Rudy is a 9-year-old German shorthaired pointer with a regal personality and loving owners who are divorced. The humans in his life agreed to a shared-custody arrangement: Every two weeks, Rudy goes back and forth between their two homes in Western Massachusetts.
It was an informal deal, worked out with no help from a divorce court. During the breakup, however, Christina Trinchero and her ex-husband brought up the subject of Rudy with their lawyers. “Both of them said: ‘Sorry, we can’t help you with that. You have to figure it out on your own,’ ” she recalls.
Almost 80 million U.S. households, or roughly two-thirds, own a pet, according to a 2015 survey from the American Pet Products Association. For every five American couples who get married in a given year, two couples get divorced. At a time when Americans increasingly are delaying having children, pets can be the most crucial question raised by a divorce or breakup: Who gets custody of the companion animals? Yet courts have little to say on the issue.
Traditionally, the law sees pets as property, no different from a couch or a house plant. That can feel bizarre, given that the average dog or cat has a market value of zero-and, in fact, can cost thousands of dollars to feed, walk, and keep healthy. But emotional attachment can turn a beloved pet into a valuable bargaining chip in divorce negotiations.

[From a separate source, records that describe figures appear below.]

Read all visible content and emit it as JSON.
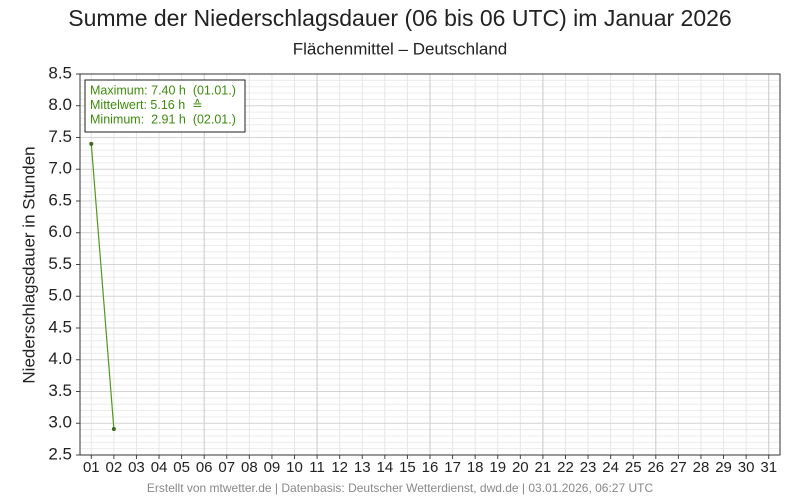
{
  "chart_data": {
    "type": "line",
    "title": "Summe der Niederschlagsdauer (06 bis 06 UTC) im Januar 2026",
    "subtitle": "Flächenmittel – Deutschland",
    "y_label": "Niederschlagsdauer in Stunden",
    "annotations": [
      "Maximum: 7.40 h  (01.01.)",
      "Mittelwert: 5.16 h  ≙",
      "Minimum:  2.91 h  (02.01.)"
    ],
    "footer": "Erstellt von mtwetter.de | Datenbasis: Deutscher Wetterdienst, dwd.de | 03.01.2026, 06:27 UTC",
    "categories": [
      "01",
      "02",
      "03",
      "04",
      "05",
      "06",
      "07",
      "08",
      "09",
      "10",
      "11",
      "12",
      "13",
      "14",
      "15",
      "16",
      "17",
      "18",
      "19",
      "20",
      "21",
      "22",
      "23",
      "24",
      "25",
      "26",
      "27",
      "28",
      "29",
      "30",
      "31"
    ],
    "series": [
      {
        "name": "Niederschlagsdauer",
        "color": "#4d9a1c",
        "values": [
          7.4,
          2.91,
          null,
          null,
          null,
          null,
          null,
          null,
          null,
          null,
          null,
          null,
          null,
          null,
          null,
          null,
          null,
          null,
          null,
          null,
          null,
          null,
          null,
          null,
          null,
          null,
          null,
          null,
          null,
          null,
          null
        ]
      }
    ],
    "ylim": [
      2.5,
      8.5
    ],
    "yticks": [
      2.5,
      {
        "value": 3,
        "label": "3.0"
      },
      3.5,
      {
        "value": 4,
        "label": "4.0"
      },
      4.5,
      {
        "value": 5,
        "label": "5.0"
      },
      5.5,
      {
        "value": 6,
        "label": "6.0"
      },
      6.5,
      {
        "value": 7,
        "label": "7.0"
      },
      7.5,
      {
        "value": 8,
        "label": "8.0"
      },
      8.5
    ],
    "grid": true
  }
}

“People use the animals against one another,” says Natalie Reeves, a New York-based divorce lawyer at the firm ToniAnn Grande and an expert on animal law. In bitter divorces, she says, “you take whatever another person loves the most and try to use that against them.” That might mean demanding the cat, even if the animal is more attached to your ex.
Judges have a lot of discretion in how they divide property in a divorce. You can strengthen a claim if you can prove that you used your own money-earned before the marriage-to buy the pet or pay for its veterinary bills, Reeves says. Judges are also increasingly considering other factors when splitting up pet-owning couples, such as the best interests of the pets or the families that love them.
When two women were divorcing in 2013, a New York judge agreed to hold a rare hearing on their fight over a dog. “Although Joey the miniature dachshund is not a human being and cannot be treated as such, he is decidedly more than a piece of property,” Judge Matthew Cooper wrote. The ruling was one of the first times a court had ever explained reasons for considering pets as more than property, making it influential even though Judge Cooper is a lower-court judge. The couple eventually settled their dispute out of court.
Judges, including Cooper, have so far rejected the idea of ordering joint custody arrangements for pets. They also refuse to hold custody hearings for pets in the same way they do for human children. Couples can hire lawyers to negotiate a private contract, separate from their divorce, to settle questions of pet custody. In practice, Reeves warns, there’s no guarantee any court will take these agreement seriously. These deals can also be expensive to negotiate and enforce.
“Although people are very emotionally attached to animals, in the vast majority of cases they can’t afford to fight over them,” says Joslin Davis, a family lawyer based in Winston-Salem, N.C..
Debra Vey Voda-Hamilton, a former divorce lawyer, started a firm, Hamilton Law & Mediation, specializing in resolving pet disputes outside of court. She tells her clients: “You hate your ex-I get that-but your pet doesn’t.”
Dog owners sometimes scale back custody demands when they think through the implications of owning the pet while single, Hamilton says. “They want the dog, but they don’t recognize the amount of time and care it takes to take care of the dog.” Agreements reached through mediation can be very detailed. Owners might be required to use groomers or dog walkers to transfer pets between homes, ensuring exes don’t have to see or interact with each other.
Rudy’s divorced owners didn’t go that far. When it’s time for the shorthaired pointer to switch homes, they just text or call each other. It works, Trinchero says, because both she and her ex-husband recognize Rudy as their “shared responsibility,” even if it’s pretty much the only connection they still share.
Trinchero takes Rudy for long walks, her ex takes the dog out pheasant hunting. “He’s a member of our family,” she says. “We knew the dog was important, and we would make it work no matter what.”